PORTRÄT // INTERVIEW

WER BONIERT, VERLIERT

Im Café Anzengruber fließt nicht nur das Bier in Strömen, es rennt auch ständig der Schmäh. Tomislav „Tomi“ Saric führt den Familienbetrieb in dritter Generation und kennt fast alle seine Gäste beim Vornamen.

Text: Wolfgang Schedelberger // Fotos: Rainer Fehringer

Tomi Savic im Gespräch mit Chefredakteur Wolfgang Schedelberger

Viele sehen das Anzengruber als Bierlokal. Andere würden es als Beisl bezeichnen. Tatsächlich führt es aber den Begriff „Café“ im Namen. Wieso eigentlich?

Mein Opa hat das Lokal zunächst als Café geführt. Auch meine Eltern haben noch zu Mittag offen gehabt. Nachdem unser langjähriger Mitarbeiter Gigi, den wir als Teil der Familie betrachtet haben, in Pension gegangen ist, haben wir beschlossen, erst am Abend aufzusperren. Der Begriff „Café“ wird in unserer Stadt nicht primär für Kaffeehäuser verwendet, sondern bezeichnet zumeist Lokale, in denen es formlos und ungezwungen zugeht. Das Alt Wien und das Engländer sind zwei derartige Lokale, die ich sehr schätze und ebenfalls den Begriff „Café“ im Namen führen. Für ein Café haben wir ein ordentliches Speiseangebot. Für Gäste, die ein Restaurant suchen, wäre unsere Karte wahrscheinlich zu schmal. Ein Kaffeehaus sind wir sicher nicht, aber natürlich bekommt man bei uns auch einen sehr guten Kaffee.

Die meisten Gäste trinken Bier oder Wein. Wie gehst du persönlich mit dem Thema Alkohol um?

Ich bin zwar kein Kind von Traurigkeit, gleichzeitig ist das aber auch meine Arbeit. Wenn ich jedes Mal mittrinken würde, wenn mich ein Gast einladen will, wäre ich jeden Abend betrunken. Das funktioniert so natürlich nicht. Manche Gäste kommen, weil ihnen unser Essen so gut schmeckt, viele schauen aber auch einfach vorbei, weil sie etwas trinken und sich mit anderen Gästen unterhalten wollen. Das Anzengruber ist also vor allem ein Ort der Kommunikation.

… und die funktioniert natürlich dann besonders gut, wenn man Gäste hat, die auch etwas zu erzählen haben. Wie ist es zu diesem spannenden Gästemix gekommen?
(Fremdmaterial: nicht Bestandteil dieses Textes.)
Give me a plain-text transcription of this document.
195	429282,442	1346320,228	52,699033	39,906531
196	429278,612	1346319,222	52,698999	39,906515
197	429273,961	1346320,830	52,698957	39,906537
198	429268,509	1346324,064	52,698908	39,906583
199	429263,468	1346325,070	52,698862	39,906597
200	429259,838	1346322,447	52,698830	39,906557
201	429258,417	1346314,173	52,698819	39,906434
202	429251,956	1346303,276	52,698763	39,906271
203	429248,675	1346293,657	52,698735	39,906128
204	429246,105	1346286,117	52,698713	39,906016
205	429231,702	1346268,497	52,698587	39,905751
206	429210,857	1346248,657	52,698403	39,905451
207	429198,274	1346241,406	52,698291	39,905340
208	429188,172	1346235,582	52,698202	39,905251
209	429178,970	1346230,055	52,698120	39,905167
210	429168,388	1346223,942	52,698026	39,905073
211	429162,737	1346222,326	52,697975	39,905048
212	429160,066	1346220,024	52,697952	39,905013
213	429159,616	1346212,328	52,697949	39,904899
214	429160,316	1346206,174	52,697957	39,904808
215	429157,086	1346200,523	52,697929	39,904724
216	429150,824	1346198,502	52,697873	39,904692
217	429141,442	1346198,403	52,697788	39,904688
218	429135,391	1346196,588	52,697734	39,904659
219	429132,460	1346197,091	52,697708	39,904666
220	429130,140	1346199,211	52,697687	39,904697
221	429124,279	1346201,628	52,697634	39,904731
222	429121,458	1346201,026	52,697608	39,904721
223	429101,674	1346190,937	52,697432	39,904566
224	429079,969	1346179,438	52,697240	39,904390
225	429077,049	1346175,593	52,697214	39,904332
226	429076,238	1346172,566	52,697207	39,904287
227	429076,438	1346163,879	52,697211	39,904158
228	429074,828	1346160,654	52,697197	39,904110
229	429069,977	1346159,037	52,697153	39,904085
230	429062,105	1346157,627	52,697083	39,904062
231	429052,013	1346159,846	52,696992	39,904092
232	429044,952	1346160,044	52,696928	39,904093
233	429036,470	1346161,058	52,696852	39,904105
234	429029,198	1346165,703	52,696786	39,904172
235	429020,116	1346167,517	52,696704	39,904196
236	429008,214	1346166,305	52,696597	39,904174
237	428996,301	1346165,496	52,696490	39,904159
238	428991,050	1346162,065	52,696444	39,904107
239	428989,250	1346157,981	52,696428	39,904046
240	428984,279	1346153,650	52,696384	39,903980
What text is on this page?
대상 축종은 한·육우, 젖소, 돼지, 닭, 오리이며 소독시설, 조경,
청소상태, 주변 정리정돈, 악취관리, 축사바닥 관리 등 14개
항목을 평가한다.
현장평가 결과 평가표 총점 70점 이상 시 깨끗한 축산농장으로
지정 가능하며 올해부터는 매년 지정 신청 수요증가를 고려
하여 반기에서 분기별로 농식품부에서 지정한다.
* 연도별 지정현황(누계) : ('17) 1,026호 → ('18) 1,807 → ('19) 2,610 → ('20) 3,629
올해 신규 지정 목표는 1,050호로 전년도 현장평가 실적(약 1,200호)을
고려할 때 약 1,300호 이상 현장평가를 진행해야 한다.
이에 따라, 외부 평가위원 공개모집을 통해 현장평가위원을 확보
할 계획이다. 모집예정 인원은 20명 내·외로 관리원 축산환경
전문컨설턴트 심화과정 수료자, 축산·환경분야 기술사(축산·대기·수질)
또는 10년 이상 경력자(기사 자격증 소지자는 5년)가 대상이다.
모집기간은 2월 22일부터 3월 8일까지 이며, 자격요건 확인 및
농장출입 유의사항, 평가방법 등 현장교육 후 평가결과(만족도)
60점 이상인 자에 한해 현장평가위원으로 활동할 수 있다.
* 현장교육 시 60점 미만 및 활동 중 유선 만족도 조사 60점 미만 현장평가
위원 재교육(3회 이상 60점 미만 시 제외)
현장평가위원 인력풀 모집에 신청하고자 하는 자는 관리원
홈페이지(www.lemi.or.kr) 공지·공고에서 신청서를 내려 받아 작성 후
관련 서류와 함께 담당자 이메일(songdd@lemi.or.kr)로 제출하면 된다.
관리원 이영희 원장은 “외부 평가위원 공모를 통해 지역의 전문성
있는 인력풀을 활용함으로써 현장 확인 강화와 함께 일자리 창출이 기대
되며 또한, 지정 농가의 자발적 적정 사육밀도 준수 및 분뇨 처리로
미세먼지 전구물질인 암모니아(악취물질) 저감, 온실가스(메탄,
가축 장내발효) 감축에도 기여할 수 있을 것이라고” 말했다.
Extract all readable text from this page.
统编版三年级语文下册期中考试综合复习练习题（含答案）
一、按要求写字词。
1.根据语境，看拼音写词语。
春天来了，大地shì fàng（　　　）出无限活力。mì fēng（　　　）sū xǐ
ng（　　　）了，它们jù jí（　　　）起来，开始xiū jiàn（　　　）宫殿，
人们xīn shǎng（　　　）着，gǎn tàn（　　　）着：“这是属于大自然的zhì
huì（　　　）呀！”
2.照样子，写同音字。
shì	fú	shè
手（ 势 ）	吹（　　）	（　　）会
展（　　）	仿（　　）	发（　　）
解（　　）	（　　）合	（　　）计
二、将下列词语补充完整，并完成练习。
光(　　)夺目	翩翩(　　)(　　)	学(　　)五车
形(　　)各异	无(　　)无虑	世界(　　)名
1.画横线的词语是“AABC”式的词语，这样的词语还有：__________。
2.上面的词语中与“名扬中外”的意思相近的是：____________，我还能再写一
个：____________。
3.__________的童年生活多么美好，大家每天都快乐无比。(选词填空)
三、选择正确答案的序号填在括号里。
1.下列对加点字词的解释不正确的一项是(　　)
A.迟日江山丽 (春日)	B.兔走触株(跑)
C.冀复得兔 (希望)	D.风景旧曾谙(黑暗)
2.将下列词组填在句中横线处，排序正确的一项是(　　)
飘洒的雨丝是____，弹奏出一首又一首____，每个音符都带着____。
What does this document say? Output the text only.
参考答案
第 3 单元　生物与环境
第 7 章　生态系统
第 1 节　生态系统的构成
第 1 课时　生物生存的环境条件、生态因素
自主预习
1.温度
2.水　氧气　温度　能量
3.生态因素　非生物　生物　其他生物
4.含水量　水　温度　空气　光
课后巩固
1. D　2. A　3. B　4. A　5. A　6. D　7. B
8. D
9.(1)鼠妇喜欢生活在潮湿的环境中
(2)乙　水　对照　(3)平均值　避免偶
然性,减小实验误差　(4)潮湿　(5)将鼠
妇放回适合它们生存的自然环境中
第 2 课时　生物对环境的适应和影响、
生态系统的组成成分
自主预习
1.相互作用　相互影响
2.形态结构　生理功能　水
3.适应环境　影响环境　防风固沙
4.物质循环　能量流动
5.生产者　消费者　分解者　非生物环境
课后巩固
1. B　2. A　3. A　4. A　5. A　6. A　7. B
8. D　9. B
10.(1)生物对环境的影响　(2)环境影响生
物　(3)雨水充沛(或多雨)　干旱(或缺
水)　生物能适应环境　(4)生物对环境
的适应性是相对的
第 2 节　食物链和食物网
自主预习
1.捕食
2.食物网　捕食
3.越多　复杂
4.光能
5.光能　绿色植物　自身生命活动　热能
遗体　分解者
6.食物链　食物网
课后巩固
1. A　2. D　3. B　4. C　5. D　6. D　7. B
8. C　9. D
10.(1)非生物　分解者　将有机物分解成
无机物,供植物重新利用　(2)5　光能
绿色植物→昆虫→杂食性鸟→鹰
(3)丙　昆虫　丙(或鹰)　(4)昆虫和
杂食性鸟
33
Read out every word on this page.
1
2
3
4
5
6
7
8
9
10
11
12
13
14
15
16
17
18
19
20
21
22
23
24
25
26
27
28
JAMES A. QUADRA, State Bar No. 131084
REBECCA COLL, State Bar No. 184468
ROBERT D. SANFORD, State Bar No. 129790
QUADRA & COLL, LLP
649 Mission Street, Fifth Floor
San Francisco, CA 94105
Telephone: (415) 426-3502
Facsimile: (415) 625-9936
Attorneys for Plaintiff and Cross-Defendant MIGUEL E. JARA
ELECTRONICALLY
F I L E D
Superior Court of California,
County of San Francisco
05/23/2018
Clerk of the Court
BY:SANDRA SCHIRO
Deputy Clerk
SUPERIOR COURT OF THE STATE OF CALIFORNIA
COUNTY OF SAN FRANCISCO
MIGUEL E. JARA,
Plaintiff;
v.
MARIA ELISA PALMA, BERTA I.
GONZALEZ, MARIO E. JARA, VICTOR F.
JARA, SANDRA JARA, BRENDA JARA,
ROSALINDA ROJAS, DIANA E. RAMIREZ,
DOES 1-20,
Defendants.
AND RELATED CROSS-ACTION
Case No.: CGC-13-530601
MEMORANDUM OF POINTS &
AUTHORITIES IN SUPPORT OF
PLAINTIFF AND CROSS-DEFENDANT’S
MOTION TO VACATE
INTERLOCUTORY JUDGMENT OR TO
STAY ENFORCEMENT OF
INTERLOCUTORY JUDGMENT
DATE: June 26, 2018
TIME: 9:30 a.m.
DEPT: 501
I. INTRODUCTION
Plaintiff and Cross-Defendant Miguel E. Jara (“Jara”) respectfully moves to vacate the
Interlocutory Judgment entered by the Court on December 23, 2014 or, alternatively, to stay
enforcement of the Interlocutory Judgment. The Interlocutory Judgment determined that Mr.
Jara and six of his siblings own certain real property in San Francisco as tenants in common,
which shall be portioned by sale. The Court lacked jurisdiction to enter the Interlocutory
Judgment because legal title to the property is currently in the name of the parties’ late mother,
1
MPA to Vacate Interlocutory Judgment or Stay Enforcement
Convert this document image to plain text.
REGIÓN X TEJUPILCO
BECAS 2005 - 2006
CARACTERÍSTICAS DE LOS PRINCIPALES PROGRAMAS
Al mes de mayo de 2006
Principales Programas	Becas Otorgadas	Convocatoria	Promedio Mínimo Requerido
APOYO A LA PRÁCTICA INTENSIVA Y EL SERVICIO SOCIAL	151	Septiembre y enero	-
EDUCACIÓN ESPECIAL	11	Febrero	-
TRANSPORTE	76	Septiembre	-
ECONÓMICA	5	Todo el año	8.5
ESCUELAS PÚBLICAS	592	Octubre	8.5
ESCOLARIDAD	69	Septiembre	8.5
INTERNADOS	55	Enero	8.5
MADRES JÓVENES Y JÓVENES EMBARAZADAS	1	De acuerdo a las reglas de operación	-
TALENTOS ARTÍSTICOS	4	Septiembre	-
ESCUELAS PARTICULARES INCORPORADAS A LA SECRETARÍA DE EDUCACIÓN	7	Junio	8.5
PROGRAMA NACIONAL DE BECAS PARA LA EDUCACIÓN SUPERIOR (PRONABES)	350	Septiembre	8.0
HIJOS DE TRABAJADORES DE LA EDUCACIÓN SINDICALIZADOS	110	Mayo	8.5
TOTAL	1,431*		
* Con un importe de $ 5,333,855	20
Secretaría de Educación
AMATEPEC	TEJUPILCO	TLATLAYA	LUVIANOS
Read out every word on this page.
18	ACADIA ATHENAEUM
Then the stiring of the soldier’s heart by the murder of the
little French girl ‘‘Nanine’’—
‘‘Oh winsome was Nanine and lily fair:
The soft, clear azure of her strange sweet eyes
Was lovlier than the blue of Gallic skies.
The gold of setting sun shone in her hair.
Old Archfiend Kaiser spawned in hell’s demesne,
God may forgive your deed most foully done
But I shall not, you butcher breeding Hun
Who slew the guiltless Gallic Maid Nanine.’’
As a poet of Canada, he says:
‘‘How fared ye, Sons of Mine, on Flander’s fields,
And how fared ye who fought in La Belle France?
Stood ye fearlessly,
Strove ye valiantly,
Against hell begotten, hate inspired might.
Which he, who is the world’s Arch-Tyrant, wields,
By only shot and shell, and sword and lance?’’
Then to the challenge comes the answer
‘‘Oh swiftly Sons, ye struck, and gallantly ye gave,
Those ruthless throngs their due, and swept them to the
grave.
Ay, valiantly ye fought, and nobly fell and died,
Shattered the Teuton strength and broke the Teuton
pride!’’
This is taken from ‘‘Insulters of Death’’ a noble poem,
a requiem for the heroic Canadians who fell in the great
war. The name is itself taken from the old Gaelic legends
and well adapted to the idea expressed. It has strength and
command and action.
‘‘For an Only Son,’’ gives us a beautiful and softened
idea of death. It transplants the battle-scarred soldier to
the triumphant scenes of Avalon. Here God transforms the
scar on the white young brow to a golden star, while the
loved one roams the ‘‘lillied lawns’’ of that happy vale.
Das hat schon vor rund 30 Jahren bei meinen Eltern begonnen. Was es genau ausmacht, lässt sich schwer sagen. Ich behandle jedenfalls alle Gäste gleich. Die Fußballer kommen, weil sich schon mein Vater sehr für Fußball interessiert hat und auch viele kroatischen Spieler gerne zu uns gekommen sind. Ich habe bis 21 selbst wettkampfmäßig gespielt, aber für eine große Karriere war ich schlussendlich einfach nicht gut genug. Das Interesse ist aber geblieben und wir übertragen die großen Spiele auf einer Leinwand. Allerdings ist das Angebot in den letzten Jahren inflationär geworden, ich werde die Live-Übertragungen in Zukunft etwas zurückfahren. Wir werden auch bei der WM im November nicht extra aufsperren und auch nicht alle Spiele zeigen. Dass so viele Künstler kommen, hat wohl auch mit unserer zentralen Lage zu tun. Bei uns werden sie in Ruhe gelassen und können sich so geben, wie sie sind. Was mich besonders stolz macht, ist, dass auch viele Kollegen aus der Gastronomie gerne zu uns kommen.

Einige der Bilder an den Wänden wechseln, ansonsten verändert sich im Anzengruber aber so gut wie nichts. Und doch gibt es seit ein paar Wochen eine eigene Website. Wieso eigentlich?

Ich habe mich lange dagegen gewehrt. Wer braucht das schon? Wir leben in der richtigen Welt und nicht in einer virtuellen Scheinwelt von Selbstdarstellern. Auch das ganze Theater mit Social Media und Gäste-Bewertungen auf Plattformen kann mir gestohlen bleiben. Deshalb ist unsere Website auch ganz simpel gehalten. Im Wesentlichen dient sie als Visitenkarte und soll Gästen dabei helfen, die richtige Telefonnummer für Reservierungen zu finden, wenn sie in einer größeren Runde zu uns kommen wollen. Aktueller Anlass war, dass wir jetzt zwei Ruhetage haben. Über Weihnachten und im August haben wir Betriebsurlaub, aber die Gäste wissen da nie genau, wann wir wieder aufsperren. Das findet man jetzt alles auf der Website. Schließlich wollen wir ja nicht, dass Gäste vergeblich zu uns kommen und vor verschlossenen Türen stehen.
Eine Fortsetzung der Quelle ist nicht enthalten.